The Atlantic article describes several factors that Ioannidis claims can distort research outcomes and influence the likelihood of publication. These include the pressures of competition for funding and academic success, and plain wish fulfilment on the part of the researchers.
Research into all forms of therapy is to be welcomed. However, the efficacy of some approaches is more easily investigated with RCTs and these forms of therapy are often held up as having a more secure evidence base. These are claims that should be challenged. The work of Ioannidis and his team shows that RCTs do not necessarily provide a trustworthy and scientific proof of efficacy.
Schizophrenia and ‘The Insanity Virus’
A recent article in Discover links the development of schizophrenia with a human endogenous retrovirus, HERV-W. The article follows the work of E. Fuller Torrey and others in exploring a viral basis for schizophrenia.
Endogenous retroviruses are the remains of viral infections that occurred in past generations and that became encoded within the genome. In the case of HERV-W, this encoding may have taken place millions of years ago in an early primate ancestor. The HERV-W is one of several ancient viruses that have left their imprint upon the human genome.

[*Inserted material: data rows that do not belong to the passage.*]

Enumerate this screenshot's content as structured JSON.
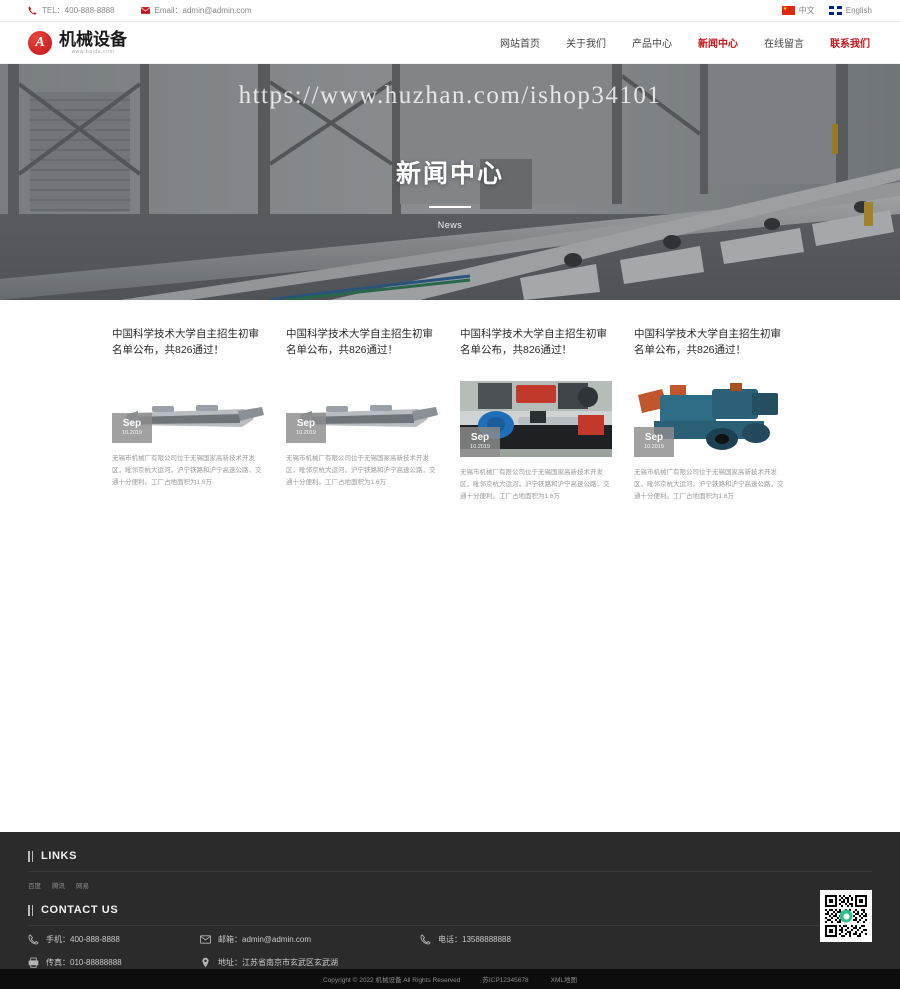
{
  "topbar": {
    "tel": "TEL：400-888-8888",
    "email": "Email：admin@admin.com",
    "lang_cn": "中文",
    "lang_en": "English"
  },
  "header": {
    "logo_cn": "机械设备",
    "logo_url": "www.baidu.com",
    "logo_letter": "A",
    "nav": [
      {
        "label": "网站首页",
        "state": "normal"
      },
      {
        "label": "关于我们",
        "state": "normal"
      },
      {
        "label": "产品中心",
        "state": "normal"
      },
      {
        "label": "新闻中心",
        "state": "active"
      },
      {
        "label": "在线留言",
        "state": "normal"
      },
      {
        "label": "联系我们",
        "state": "accent"
      }
    ]
  },
  "hero": {
    "watermark": "https://www.huzhan.com/ishop34101",
    "title": "新闻中心",
    "subtitle": "News"
  },
  "news": [
    {
      "title": "中国科学技术大学自主招生初审名单公布，共826通过！",
      "month": "Sep",
      "date": "10.2019",
      "desc": "无锡市机械厂有限公司位于无锡国家高新技术开发区，毗邻京杭大运河，沪宁铁路和沪宁高速公路，交通十分便利。工厂占地面积为1.6万"
    },
    {
      "title": "中国科学技术大学自主招生初审名单公布，共826通过！",
      "month": "Sep",
      "date": "10.2019",
      "desc": "无锡市机械厂有限公司位于无锡国家高新技术开发区，毗邻京杭大运河，沪宁铁路和沪宁高速公路，交通十分便利。工厂占地面积为1.6万"
    },
    {
      "title": "中国科学技术大学自主招生初审名单公布，共826通过！",
      "month": "Sep",
      "date": "10.2019",
      "desc": "无锡市机械厂有限公司位于无锡国家高新技术开发区，毗邻京杭大运河，沪宁铁路和沪宁高速公路，交通十分便利。工厂占地面积为1.6万"
    },
    {
      "title": "中国科学技术大学自主招生初审名单公布，共826通过！",
      "month": "Sep",
      "date": "10.2019",
      "desc": "无锡市机械厂有限公司位于无锡国家高新技术开发区，毗邻京杭大运河，沪宁铁路和沪宁高速公路，交通十分便利。工厂占地面积为1.6万"
    }
  ],
  "footer": {
    "links_heading": "LINKS",
    "links": [
      "百度",
      "腾讯",
      "网易"
    ],
    "contact_heading": "CONTACT US",
    "contacts": [
      {
        "label": "手机：400-888-8888",
        "icon": "phone-icon"
      },
      {
        "label": "邮箱：admin@admin.com",
        "icon": "mail-icon"
      },
      {
        "label": "电话：13588888888",
        "icon": "telephone-icon"
      },
      {
        "label": "传真：010-88888888",
        "icon": "fax-icon"
      },
      {
        "label": "地址：江苏省南京市玄武区玄武湖",
        "icon": "location-icon"
      }
    ]
  },
  "copyright": {
    "text": "Copyright © 2022 机械设备 All Rights Reserved",
    "icp": "苏ICP12345678",
    "sitemap": "XML地图"
  },
  "colors": {
    "accent": "#c4161c",
    "footer_bg": "#2b2b2b",
    "copybar_bg": "#0d0d0d"
  }
}
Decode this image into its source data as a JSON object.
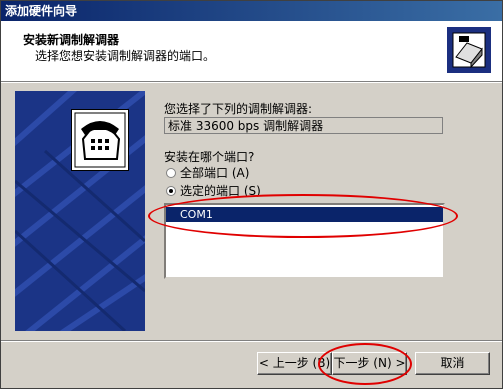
{
  "window": {
    "title": "添加硬件向导"
  },
  "header": {
    "title": "安装新调制解调器",
    "subtitle": "选择您想安装调制解调器的端口。",
    "icon": "modem-install-icon"
  },
  "panel": {
    "icon": "telephone-icon"
  },
  "selected_modem": {
    "label": "您选择了下列的调制解调器:",
    "value": "标准 33600 bps 调制解调器"
  },
  "port_choice": {
    "label": "安装在哪个端口?",
    "options": [
      {
        "label": "全部端口 (A)",
        "selected": false
      },
      {
        "label": "选定的端口 (S)",
        "selected": true
      }
    ]
  },
  "port_list": {
    "items": [
      "COM1"
    ],
    "selected": "COM1"
  },
  "buttons": {
    "back": "< 上一步 (B)",
    "next": "下一步 (N) >",
    "cancel": "取消"
  },
  "annotation_color": "#e00000"
}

It is currently believed that in most cases these viral remnants in our DNA are not expressed and have no effect upon humans. There is some evidence, though, that HERV-W may play a role in the development of both multiple sclerosis and schizophrenia. The suggested pathway involves early infections that trigger the virus, leading to an immune reaction that damages our nervous system and that can eventually cause either of these conditions. Later infections may also play a role.
This is a line of research that could offer future ways of helping to prevent or to treat schizophrenia. As such it is an important endeavour. However, it is a common error to argue for a single cause for a complex, multi-factorial process. The Discover article falls into that trap, as shown by its title: ‘The Insanity Virus’. Even if the theories of Torrey and others prove to be correct, what they give us is a description of one factor in the development of schizophrenia. Other factors, including the individual’s environment, are also likely to play a role. The suggested pathway involves the human immune system, which has been shown to be heavily influenced by psychological factors such as stress. For that reason our early emotional life may play a crucial role in the development of schizophrenia, even within the causal model proposed by Torrey.
Torrey and other writers looking for a purely biological explanation for mental disorders discount the importance of the infant’s early experience of their world. This ignores the intimate ways in which our mind and body interact and effect each other’s development. It is an approach to human beings that is as one sided as the purely psychological. It is also a view that ignores the healing potential of therapeutic relationships.